Durante sua fala na abertura do evento, cujo tema foi “Agricultura Familiar e Compras Públicas”, ele apresentou indicadores da atividade rural no Brasil e detalhou a importância da produção familiar camponesa. “Esse modelo é mais viável porque, além de produzir alimentos saudáveis, gera trabalho e renda”, ressalta.
Rochinski é líder na criação da Frente Sul da Agricultura Familiar dos Estados do Sul. Em entrevista ao Consea, ele ressaltou que a agricultura familiar representa a base da alimentação no país. “O agricultor familiar produz cerca de 70% dos alimentos que compõem a cesta básica do brasileiro. Quando você for comer, separe 70% daquele alimento e imagine se os outros 30% são suficientes para matar a fome. Esse é o exercício que o povo brasileiro precisa fazer”.
Quais dificuldades que o agricultor e a agricultora familiar enfrentam para produzir no Brasil?
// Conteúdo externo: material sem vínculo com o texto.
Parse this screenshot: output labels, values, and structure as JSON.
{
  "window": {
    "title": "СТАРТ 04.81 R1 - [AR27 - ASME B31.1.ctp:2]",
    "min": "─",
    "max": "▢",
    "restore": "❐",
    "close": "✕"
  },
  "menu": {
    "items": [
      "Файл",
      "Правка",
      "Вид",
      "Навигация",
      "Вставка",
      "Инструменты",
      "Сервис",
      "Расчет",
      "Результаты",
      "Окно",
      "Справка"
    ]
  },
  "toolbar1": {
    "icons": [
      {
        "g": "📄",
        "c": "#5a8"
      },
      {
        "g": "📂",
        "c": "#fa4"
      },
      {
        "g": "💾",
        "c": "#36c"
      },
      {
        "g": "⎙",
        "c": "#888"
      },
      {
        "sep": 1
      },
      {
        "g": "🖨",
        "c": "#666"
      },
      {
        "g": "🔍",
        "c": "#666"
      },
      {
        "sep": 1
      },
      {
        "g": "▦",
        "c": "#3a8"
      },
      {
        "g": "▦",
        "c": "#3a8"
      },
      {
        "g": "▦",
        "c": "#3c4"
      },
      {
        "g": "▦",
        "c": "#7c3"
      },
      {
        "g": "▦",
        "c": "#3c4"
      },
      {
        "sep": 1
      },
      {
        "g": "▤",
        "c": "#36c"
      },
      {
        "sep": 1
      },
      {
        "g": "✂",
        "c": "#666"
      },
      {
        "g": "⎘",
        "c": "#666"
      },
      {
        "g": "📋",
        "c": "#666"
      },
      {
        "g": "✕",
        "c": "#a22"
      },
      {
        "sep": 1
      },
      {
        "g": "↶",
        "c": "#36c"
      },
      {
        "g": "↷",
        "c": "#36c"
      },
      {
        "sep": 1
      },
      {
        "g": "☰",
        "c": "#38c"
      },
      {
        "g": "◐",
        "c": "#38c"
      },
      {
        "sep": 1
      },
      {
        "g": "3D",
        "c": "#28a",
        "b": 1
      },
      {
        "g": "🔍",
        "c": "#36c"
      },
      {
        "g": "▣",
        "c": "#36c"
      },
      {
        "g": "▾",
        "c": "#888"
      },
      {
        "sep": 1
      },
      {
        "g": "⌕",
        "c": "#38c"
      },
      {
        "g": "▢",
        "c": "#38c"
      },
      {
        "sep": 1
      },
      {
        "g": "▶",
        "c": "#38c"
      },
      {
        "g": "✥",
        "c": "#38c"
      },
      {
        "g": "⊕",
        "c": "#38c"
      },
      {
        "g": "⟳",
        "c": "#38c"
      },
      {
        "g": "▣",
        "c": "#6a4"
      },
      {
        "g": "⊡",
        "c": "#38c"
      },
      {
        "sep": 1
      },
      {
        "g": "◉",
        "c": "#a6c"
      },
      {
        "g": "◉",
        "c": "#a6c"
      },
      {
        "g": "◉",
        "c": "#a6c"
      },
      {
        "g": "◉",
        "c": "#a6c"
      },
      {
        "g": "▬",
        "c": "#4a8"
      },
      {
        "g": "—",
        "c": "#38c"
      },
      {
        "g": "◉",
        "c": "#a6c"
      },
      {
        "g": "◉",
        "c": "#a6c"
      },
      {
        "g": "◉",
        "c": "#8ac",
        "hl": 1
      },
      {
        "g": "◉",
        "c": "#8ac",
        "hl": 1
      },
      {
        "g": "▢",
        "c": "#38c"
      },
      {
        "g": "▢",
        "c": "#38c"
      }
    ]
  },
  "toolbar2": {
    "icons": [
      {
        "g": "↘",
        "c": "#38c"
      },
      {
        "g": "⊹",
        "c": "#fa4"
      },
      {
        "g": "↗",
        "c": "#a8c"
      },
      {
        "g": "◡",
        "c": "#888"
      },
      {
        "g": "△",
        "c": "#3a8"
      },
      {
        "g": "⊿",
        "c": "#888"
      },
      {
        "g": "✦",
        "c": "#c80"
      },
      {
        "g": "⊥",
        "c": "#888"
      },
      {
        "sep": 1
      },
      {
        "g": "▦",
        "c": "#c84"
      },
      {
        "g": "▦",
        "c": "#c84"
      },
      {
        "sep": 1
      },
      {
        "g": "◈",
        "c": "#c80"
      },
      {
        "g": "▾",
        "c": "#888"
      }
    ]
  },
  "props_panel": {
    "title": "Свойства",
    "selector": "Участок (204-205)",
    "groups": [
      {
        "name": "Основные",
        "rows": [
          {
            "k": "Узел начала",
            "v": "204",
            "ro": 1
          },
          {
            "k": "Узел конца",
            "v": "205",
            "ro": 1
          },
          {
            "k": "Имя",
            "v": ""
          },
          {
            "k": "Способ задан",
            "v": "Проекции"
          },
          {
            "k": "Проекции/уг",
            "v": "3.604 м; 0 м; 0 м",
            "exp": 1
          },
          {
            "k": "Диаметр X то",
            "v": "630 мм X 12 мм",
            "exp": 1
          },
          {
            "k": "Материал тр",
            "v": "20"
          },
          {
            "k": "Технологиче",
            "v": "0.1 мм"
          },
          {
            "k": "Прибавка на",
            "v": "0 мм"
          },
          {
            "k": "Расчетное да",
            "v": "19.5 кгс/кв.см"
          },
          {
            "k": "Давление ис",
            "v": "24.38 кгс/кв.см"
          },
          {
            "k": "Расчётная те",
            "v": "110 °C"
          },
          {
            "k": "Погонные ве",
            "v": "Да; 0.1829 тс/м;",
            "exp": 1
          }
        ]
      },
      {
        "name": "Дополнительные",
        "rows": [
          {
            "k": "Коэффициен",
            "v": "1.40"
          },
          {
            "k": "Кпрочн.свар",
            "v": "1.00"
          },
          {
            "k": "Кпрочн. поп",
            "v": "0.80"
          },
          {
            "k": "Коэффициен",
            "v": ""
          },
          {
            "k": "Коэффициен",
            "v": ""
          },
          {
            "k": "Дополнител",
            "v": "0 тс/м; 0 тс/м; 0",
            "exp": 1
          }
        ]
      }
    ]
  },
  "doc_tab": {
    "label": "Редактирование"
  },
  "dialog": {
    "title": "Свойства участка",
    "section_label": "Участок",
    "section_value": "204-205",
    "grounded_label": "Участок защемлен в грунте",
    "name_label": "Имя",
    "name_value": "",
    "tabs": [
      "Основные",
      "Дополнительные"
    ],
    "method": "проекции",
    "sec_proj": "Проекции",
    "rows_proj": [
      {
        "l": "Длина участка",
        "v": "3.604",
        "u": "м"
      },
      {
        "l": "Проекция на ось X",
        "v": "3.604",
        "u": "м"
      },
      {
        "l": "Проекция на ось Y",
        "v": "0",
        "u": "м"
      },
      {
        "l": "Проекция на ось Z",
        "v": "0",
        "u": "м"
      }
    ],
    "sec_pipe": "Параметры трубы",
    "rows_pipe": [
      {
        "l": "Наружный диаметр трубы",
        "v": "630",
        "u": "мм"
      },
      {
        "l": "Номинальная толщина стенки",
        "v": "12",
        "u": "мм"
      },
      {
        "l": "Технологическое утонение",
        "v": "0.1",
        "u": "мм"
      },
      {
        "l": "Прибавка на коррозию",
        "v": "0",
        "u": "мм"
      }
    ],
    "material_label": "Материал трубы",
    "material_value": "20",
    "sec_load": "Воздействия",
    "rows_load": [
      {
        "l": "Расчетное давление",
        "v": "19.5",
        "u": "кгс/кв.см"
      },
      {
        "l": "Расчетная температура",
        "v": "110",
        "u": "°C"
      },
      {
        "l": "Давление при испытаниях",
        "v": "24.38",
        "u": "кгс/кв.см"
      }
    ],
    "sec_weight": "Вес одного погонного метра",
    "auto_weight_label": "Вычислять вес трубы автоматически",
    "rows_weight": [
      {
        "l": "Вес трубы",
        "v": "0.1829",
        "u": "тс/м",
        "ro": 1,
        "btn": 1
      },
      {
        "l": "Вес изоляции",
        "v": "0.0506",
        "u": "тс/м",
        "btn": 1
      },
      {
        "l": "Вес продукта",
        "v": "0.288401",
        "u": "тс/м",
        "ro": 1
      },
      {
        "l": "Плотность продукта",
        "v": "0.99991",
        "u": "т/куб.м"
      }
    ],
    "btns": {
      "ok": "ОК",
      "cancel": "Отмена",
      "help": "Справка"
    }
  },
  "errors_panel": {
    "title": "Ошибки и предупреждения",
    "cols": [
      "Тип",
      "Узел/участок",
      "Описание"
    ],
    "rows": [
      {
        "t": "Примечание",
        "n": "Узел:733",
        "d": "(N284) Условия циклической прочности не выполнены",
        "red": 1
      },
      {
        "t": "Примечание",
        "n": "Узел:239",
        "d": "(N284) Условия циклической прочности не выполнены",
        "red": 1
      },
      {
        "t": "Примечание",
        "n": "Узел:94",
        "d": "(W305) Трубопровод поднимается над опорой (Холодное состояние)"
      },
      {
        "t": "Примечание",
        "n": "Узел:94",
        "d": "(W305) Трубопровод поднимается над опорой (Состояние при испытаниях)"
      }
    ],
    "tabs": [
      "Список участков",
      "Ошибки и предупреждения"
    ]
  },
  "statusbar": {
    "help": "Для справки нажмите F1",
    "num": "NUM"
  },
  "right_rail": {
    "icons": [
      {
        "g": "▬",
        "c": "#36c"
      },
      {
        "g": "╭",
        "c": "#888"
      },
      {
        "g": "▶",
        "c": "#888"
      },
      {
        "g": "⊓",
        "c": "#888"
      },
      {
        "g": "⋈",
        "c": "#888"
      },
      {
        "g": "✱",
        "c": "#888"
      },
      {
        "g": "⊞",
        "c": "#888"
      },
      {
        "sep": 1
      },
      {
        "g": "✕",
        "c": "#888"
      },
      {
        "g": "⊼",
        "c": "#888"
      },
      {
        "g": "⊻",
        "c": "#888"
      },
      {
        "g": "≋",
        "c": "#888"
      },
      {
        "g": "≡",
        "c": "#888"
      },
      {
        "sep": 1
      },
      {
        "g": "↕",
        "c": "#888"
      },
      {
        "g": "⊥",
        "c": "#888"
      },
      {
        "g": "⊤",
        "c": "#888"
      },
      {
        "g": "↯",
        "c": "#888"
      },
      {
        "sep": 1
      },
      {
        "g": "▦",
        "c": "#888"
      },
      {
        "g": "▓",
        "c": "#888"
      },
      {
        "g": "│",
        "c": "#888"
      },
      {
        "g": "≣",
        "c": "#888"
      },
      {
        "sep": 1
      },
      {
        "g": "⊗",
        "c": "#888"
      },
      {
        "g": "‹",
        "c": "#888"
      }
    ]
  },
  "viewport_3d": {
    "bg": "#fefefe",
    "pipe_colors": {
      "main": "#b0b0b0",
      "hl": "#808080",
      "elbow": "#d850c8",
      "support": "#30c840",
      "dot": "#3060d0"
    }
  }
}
O modelo de desenvolvimento e produção do nosso país é voltado para as grandes propriedades. Isso vai contra a agricultura familiar, mesmo com avanços significativos nos últimos anos no conjunto de políticas públicas voltadas para este setor. A primeira grande dificuldade de produção já começa pelo acesso à terra. Mesmo aqueles agricultores que possuem uma pequena propriedade têm dificuldade de regularizar seus terrenos. Isso dificulta o acesso a direitos essenciais. Outro aspecto é que é as políticas públicas desenvolvidas nos últimos anos foram bastante seletivas. Há aquele agricultor mais consolidado, com maior poder de acesso à terra e até aquisitivo, que tem acesso aos seus direitos. Por outro lado, temos aquele agricultor mais empobrecido e que necessita de maior auxílio. Esse, infelizmente, ainda continua desassistido das políticas públicas. Há ainda o problema da falta de acesso ao crédito, à assistência técnica e à comercialização.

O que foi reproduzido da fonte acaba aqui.